Alliteration appears here and there in "Trees," adding to its general musicality. One important example is in the poem's third couplet, lines 5 and 6:
A tree that looks at God all day,
And lifts her leafy arms to pray;
The consonance of "all" helps sustain the sound between the lines here as well.
There are a couple of key effects produced by this particular sound. First, the /l/ here recalls an earlier prominent /l/ sound in the poem—"lovely" (in line 2). Remember, loveliness, as the speaker sees it, is the tree's defining feature—and /l/ is the defining sound of the word that denotes its defining feature.
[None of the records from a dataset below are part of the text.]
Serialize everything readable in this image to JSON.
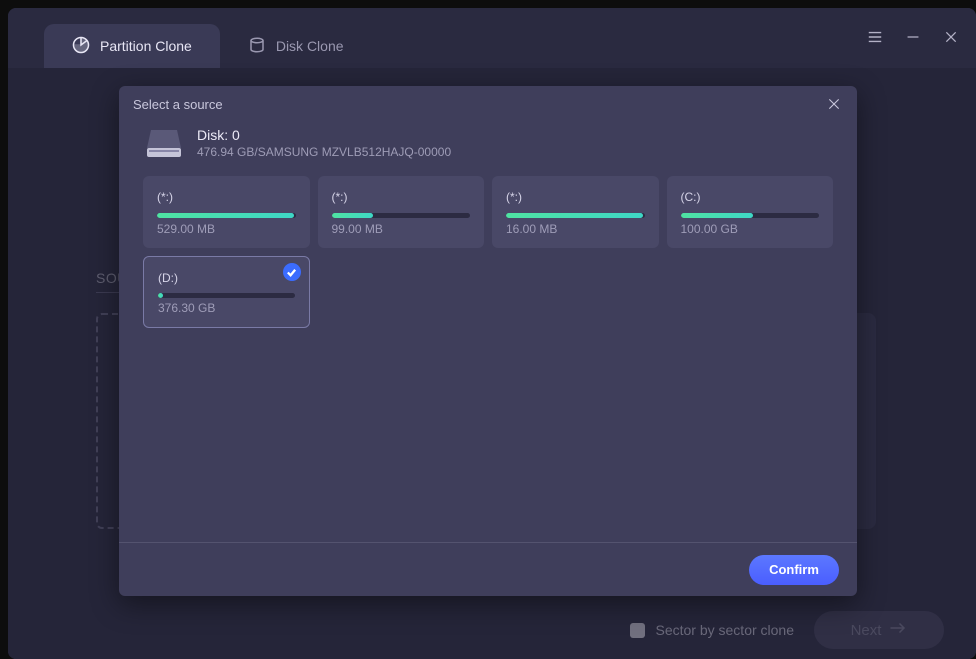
{
  "tabs": {
    "partition": "Partition Clone",
    "disk": "Disk Clone"
  },
  "background": {
    "section_label": "SOU",
    "next_label": "Next"
  },
  "footer": {
    "sector_label": "Sector by sector clone"
  },
  "modal": {
    "title": "Select a source",
    "disk": {
      "title": "Disk: 0",
      "subtitle": "476.94 GB/SAMSUNG MZVLB512HAJQ-00000"
    },
    "partitions": [
      {
        "label": "(*:)",
        "size": "529.00 MB",
        "fill_pct": 99
      },
      {
        "label": "(*:)",
        "size": "99.00 MB",
        "fill_pct": 30
      },
      {
        "label": "(*:)",
        "size": "16.00 MB",
        "fill_pct": 99
      },
      {
        "label": "(C:)",
        "size": "100.00 GB",
        "fill_pct": 52
      },
      {
        "label": "(D:)",
        "size": "376.30 GB",
        "fill_pct": 4,
        "selected": true
      }
    ],
    "confirm": "Confirm"
  },
  "colors": {
    "accent_blue": "#4a5eff",
    "accent_green_start": "#4fe3a2",
    "accent_green_end": "#3ed7c6"
  }
}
The /l/ sound is thus linked directly to loveliness, which, in turn, is linked to godliness. Just like, for example, the hard /k/ in "spikiness" seems to embody the attribute that it describes, the soft, gentle /l/ sound suggests to beauty, balance, and grace throughout the poem.
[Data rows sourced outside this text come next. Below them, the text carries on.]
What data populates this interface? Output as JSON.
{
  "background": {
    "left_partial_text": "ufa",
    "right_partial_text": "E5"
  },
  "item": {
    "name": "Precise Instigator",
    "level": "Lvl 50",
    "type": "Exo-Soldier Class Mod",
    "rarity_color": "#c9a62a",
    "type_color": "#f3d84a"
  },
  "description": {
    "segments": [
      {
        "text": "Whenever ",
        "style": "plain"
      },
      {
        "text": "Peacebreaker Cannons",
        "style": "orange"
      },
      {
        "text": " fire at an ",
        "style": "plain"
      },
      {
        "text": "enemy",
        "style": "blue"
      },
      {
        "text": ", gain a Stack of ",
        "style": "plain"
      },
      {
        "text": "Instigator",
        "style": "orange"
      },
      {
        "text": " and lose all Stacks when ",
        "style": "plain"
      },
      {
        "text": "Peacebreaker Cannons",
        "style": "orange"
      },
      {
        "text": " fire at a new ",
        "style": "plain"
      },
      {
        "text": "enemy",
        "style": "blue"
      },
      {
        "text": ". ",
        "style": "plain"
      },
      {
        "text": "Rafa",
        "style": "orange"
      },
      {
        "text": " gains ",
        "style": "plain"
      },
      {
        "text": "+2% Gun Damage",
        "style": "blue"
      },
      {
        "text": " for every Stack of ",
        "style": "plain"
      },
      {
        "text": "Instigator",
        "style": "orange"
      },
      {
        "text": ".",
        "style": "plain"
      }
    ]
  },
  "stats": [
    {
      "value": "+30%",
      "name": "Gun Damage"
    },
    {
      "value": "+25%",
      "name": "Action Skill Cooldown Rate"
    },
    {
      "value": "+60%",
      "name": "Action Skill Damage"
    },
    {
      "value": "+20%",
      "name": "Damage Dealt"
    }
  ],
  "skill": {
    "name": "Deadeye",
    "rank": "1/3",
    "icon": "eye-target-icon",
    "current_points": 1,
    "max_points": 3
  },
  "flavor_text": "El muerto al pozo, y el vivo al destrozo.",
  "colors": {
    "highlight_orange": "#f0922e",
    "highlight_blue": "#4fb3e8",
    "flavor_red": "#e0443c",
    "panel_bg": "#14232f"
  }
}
Second, the prominent use of alliteration here also helps depict the tree as in good, leafy health. Think about how leaves grow along the length of a branch; the many /l/ sounds here subtly suggest leafy abundance.
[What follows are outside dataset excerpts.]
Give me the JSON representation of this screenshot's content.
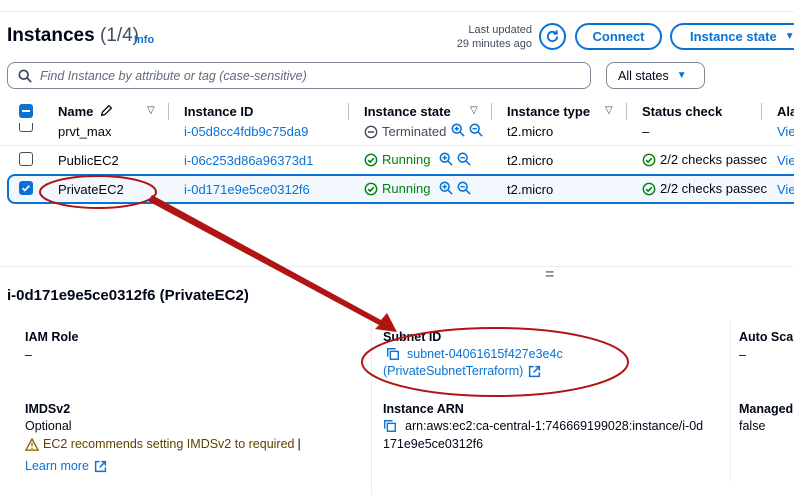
{
  "header": {
    "title": "Instances",
    "count": "(1/4)",
    "info": "Info",
    "last_updated_label": "Last updated",
    "last_updated_value": "29 minutes ago",
    "connect_label": "Connect",
    "instance_state_label": "Instance state"
  },
  "search": {
    "placeholder": "Find Instance by attribute or tag (case-sensitive)"
  },
  "filter": {
    "selected": "All states"
  },
  "table": {
    "columns": [
      "Name",
      "Instance ID",
      "Instance state",
      "Instance type",
      "Status check",
      "Ala"
    ],
    "rows": [
      {
        "name": "prvt_max",
        "instance_id": "i-05d8cc4fdb9c75da9",
        "state": "Terminated",
        "type": "t2.micro",
        "status": "–",
        "alarm": "Vie"
      },
      {
        "name": "PublicEC2",
        "instance_id": "i-06c253d86a96373d1",
        "state": "Running",
        "type": "t2.micro",
        "status": "2/2 checks passec",
        "alarm": "Vie"
      },
      {
        "name": "PrivateEC2",
        "instance_id": "i-0d171e9e5ce0312f6",
        "state": "Running",
        "type": "t2.micro",
        "status": "2/2 checks passec",
        "alarm": "Vie"
      }
    ]
  },
  "details": {
    "title": "i-0d171e9e5ce0312f6 (PrivateEC2)",
    "iam_role_label": "IAM Role",
    "iam_role_value": "–",
    "subnet_label": "Subnet ID",
    "subnet_value": "subnet-04061615f427e3e4c",
    "subnet_name": "(PrivateSubnetTerraform)",
    "auto_scal_label": "Auto Scal",
    "auto_scal_value": "–",
    "imds_label": "IMDSv2",
    "imds_value": "Optional",
    "imds_warning": "EC2 recommends setting IMDSv2 to required",
    "learn_more": "Learn more",
    "arn_label": "Instance ARN",
    "arn_line1": "arn:aws:ec2:ca-central-1:746669199028:instance/i-0d",
    "arn_line2": "171e9e5ce0312f6",
    "managed_label": "Managed",
    "managed_value": "false"
  },
  "colors": {
    "link": "#0972d3",
    "running": "#037f0c",
    "warning": "#8d6605",
    "annotation": "#b01513"
  }
}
Later in the poem, the /l/ sound reappears in lines 9 and 10 ("lain" and "lives"), with consonance (here of "intimately") once again bolstering the effect. These /l/ sounds evoke the gentleness of snow coming to rest on the tree, and the close relationship—or natural harmony—between the tree and rain.
Another example of alliteration is in line 8's "her hair." Here, the speaker describes how robins come to nest in the personified tree during the summer months. The /h/ sound, which requires rapid exhalation on the reader's part, suggests the breathlessness of the hottest time of year—as though the poem itself momentarily tries to cool itself down.
The poem's final moment of alliteration is the shared /m/ of "made" and "me." The shared sound here reflects the fact that the speaker, as a poet, is a kind of creator—though the poem makes clear that the speaker's creative power pales in comparison to God's.